In the manufacturing industry, the importance of metrology, or the science of measurement, is often underestimated. However, inspection is critical for ensuring products work and operate safely.

Inspection ensures companies find and fix problems with a product before they reach the end-user, and the measurement and understanding of processes can be used to make those processes more efficient. However, inspection—even for conventionally manufactured products—is complicated. You must consider the accuracy, reliability, cost, speed and where in the process the measurement should reside.

This also varies across industries. In automotive, inspection of parts is normally in a batch test cycle to ensure there is uniformity. In aerospace, each part is inspected individually and there must be assurance that each part is identical.

As we enter the era of Industry 4.0, we are seeing a rise of additive manufacturing (AM), which brings even more complexity to inspection. Yet, it can’t be ignored since it’s integral to the future of smart factories and more efficient manufacturing processes. So, how can manufacturers prepare their inspection processes for AM?

AM Complicates Inspection

With AM components, there are more variables than a machined part.
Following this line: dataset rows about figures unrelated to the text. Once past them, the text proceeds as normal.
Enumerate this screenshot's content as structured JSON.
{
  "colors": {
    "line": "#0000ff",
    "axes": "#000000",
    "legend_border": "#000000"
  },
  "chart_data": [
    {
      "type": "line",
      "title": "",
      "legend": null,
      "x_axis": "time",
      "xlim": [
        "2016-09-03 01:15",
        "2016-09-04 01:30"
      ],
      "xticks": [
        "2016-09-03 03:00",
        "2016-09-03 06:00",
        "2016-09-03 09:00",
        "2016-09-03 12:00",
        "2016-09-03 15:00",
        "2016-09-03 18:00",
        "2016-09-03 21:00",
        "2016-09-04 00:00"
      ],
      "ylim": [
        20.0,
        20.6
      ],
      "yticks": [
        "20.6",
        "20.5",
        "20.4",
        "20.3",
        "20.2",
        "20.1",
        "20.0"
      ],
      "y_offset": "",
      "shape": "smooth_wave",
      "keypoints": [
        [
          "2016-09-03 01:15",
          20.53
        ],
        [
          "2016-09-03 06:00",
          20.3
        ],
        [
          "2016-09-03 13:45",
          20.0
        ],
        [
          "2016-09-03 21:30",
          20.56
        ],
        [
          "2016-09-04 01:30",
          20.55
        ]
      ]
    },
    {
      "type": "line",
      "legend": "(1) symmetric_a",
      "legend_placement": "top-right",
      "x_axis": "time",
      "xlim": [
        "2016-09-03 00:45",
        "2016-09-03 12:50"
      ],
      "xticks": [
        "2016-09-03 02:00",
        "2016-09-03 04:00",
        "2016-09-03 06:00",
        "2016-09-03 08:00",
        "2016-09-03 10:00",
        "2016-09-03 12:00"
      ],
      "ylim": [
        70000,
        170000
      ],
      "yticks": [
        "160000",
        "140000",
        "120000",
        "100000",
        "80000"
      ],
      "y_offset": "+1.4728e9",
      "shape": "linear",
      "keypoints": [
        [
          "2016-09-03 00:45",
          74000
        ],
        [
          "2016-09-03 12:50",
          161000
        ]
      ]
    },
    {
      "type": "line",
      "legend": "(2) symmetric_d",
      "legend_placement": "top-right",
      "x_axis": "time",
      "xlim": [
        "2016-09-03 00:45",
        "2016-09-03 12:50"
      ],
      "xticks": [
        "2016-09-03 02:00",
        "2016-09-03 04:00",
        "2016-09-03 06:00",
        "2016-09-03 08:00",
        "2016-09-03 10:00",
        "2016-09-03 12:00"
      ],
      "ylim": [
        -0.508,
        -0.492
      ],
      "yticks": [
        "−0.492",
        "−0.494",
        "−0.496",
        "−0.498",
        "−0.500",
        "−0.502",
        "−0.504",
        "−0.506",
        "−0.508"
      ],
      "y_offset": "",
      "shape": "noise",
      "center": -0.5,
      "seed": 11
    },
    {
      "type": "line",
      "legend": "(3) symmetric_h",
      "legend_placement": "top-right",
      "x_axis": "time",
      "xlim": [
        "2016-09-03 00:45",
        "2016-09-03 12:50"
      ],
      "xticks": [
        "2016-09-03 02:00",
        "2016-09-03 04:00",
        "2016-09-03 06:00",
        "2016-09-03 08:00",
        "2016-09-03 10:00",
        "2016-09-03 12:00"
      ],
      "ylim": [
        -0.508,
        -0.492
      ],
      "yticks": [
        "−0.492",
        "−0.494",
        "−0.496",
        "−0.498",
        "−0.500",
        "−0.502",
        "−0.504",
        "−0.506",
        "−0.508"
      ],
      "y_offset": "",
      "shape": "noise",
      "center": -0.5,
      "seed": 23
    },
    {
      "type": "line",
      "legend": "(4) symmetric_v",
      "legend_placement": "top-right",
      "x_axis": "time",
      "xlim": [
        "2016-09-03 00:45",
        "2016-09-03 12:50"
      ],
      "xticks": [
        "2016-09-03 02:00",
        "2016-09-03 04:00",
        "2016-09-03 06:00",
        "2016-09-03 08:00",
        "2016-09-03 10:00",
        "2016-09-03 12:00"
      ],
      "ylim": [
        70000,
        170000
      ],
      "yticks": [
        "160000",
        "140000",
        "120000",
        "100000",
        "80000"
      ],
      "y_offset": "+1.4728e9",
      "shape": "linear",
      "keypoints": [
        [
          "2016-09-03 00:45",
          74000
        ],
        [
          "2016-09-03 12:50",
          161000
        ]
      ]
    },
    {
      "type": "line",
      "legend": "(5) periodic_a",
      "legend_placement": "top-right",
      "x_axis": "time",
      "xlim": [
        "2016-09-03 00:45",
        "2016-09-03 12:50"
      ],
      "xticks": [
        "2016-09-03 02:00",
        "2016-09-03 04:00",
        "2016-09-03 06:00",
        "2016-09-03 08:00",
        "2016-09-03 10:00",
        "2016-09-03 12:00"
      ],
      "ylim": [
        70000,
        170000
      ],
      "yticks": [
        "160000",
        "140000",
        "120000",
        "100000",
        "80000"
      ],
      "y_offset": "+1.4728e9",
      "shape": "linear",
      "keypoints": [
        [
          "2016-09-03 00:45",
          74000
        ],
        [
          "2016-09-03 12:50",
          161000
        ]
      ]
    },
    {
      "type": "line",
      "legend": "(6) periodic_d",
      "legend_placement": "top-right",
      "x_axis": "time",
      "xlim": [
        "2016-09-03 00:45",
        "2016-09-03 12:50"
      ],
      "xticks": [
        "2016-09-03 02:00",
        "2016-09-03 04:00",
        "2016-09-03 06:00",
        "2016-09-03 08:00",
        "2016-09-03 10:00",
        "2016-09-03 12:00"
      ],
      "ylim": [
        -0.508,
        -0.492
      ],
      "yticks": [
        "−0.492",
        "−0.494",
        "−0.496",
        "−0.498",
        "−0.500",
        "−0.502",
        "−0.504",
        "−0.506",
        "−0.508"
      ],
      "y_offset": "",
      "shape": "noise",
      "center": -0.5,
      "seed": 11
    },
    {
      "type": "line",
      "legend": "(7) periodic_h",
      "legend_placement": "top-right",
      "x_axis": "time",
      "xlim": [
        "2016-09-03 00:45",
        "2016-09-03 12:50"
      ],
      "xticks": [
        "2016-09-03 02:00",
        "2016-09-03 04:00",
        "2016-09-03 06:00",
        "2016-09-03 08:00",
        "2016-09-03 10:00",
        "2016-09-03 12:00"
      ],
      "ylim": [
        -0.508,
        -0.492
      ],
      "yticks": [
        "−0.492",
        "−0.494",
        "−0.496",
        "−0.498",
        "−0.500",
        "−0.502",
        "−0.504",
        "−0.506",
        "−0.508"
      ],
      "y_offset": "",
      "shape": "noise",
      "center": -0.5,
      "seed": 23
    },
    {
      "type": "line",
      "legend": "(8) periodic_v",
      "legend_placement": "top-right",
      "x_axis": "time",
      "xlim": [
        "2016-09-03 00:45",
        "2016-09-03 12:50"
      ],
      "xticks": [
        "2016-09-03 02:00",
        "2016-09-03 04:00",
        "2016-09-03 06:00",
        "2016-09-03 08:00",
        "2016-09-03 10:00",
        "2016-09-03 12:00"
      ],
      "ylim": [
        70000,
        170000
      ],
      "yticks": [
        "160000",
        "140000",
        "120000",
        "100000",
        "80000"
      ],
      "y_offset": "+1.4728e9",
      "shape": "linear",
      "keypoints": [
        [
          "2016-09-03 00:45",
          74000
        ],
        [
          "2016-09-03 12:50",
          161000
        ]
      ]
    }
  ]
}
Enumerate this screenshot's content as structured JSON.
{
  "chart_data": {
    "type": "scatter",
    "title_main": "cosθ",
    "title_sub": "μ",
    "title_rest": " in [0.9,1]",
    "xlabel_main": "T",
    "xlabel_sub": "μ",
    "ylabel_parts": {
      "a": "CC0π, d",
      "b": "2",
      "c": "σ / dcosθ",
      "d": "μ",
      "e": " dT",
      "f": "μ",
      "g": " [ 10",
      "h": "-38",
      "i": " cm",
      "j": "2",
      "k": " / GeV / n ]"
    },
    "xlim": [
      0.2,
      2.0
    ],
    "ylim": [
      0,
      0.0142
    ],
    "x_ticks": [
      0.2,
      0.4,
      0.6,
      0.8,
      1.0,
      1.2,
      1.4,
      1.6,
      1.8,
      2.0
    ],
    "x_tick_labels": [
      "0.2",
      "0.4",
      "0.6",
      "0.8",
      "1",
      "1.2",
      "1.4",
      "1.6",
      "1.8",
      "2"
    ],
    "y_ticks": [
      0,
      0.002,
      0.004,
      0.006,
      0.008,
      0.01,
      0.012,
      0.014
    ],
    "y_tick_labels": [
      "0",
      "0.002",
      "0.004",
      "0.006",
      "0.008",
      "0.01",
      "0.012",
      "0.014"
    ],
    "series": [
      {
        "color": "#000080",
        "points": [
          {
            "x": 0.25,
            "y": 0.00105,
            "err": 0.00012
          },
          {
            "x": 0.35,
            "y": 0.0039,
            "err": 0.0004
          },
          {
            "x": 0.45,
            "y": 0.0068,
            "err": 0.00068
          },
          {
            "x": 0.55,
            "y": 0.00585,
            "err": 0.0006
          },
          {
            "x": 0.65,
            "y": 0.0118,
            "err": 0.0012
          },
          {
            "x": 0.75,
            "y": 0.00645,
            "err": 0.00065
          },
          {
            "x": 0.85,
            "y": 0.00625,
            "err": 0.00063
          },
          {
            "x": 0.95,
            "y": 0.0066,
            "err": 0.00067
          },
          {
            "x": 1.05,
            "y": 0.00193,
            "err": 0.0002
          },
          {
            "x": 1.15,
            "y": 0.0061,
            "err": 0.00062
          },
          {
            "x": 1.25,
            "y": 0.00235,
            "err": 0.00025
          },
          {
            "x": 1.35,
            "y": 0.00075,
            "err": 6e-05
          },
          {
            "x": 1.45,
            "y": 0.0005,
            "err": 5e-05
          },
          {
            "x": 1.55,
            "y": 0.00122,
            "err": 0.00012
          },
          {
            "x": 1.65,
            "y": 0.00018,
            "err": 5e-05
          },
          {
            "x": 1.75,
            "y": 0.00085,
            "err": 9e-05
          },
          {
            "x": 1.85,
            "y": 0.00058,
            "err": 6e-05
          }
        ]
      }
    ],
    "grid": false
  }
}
Metrology needs
to measure both dimension and material quality because these are essentially unknown before the part is manufactured. AM can also make intricate geometries and internal structures that may not be able to be inspected with a traditional coordinate measurement machine (CMM).

Additional inspection is required to identify whether there is physical defect in the properties of the AM component. This differs from subtractive manufacturing, in which much is already known about the properties of the workpiece, for example a steel or titanium billet, or a composite lay-up, before it is machined.

Defining a Strategy

Achieving fast and reliable inspection of AM parts is the goal, but it’s much more difficult than traditional processes because the additive process is not as accurate as metalcutting. Manufacturers must therefore think of new, clever techniques to inspect AM parts—whether that part is an air-cabin partition or an automotive component.

There are currently no universal standards for how additively-made parts must be inspected, so defining a strategy can be difficult. However, we do expect the scale-up of AM to affect the standards industry, challenging international organizations such as ISO to set suitable standards for AM metrology in fast-paced, flexible factories.

Since there’s no current industry standard for AM, questions have been raised about if it really is necessary to define a tailored inspection process. The answer to that question is simple: it absolutely is necessary. If factories are to become faster and more flexible, inspection is a bottleneck to overcome, especially in industries where 100% inspection is required, such as aerospace. Measurement is, therefore, incredibly important for the advancement of smarter factories and working toward a true Industry 4.0 environment.

Perfecting a Flexible Inspection Process

Manufacturers should aim to perfect a flexible inspection process for AM that can deal accurately with parts, while allowing them to be different every single time and in higher volume production.

Until AM inspection becomes standardized, manufacturers can couple lab-based CMMs with non-contact scanners, mobile and robot-mounted CMMs, as well as scanner arrays.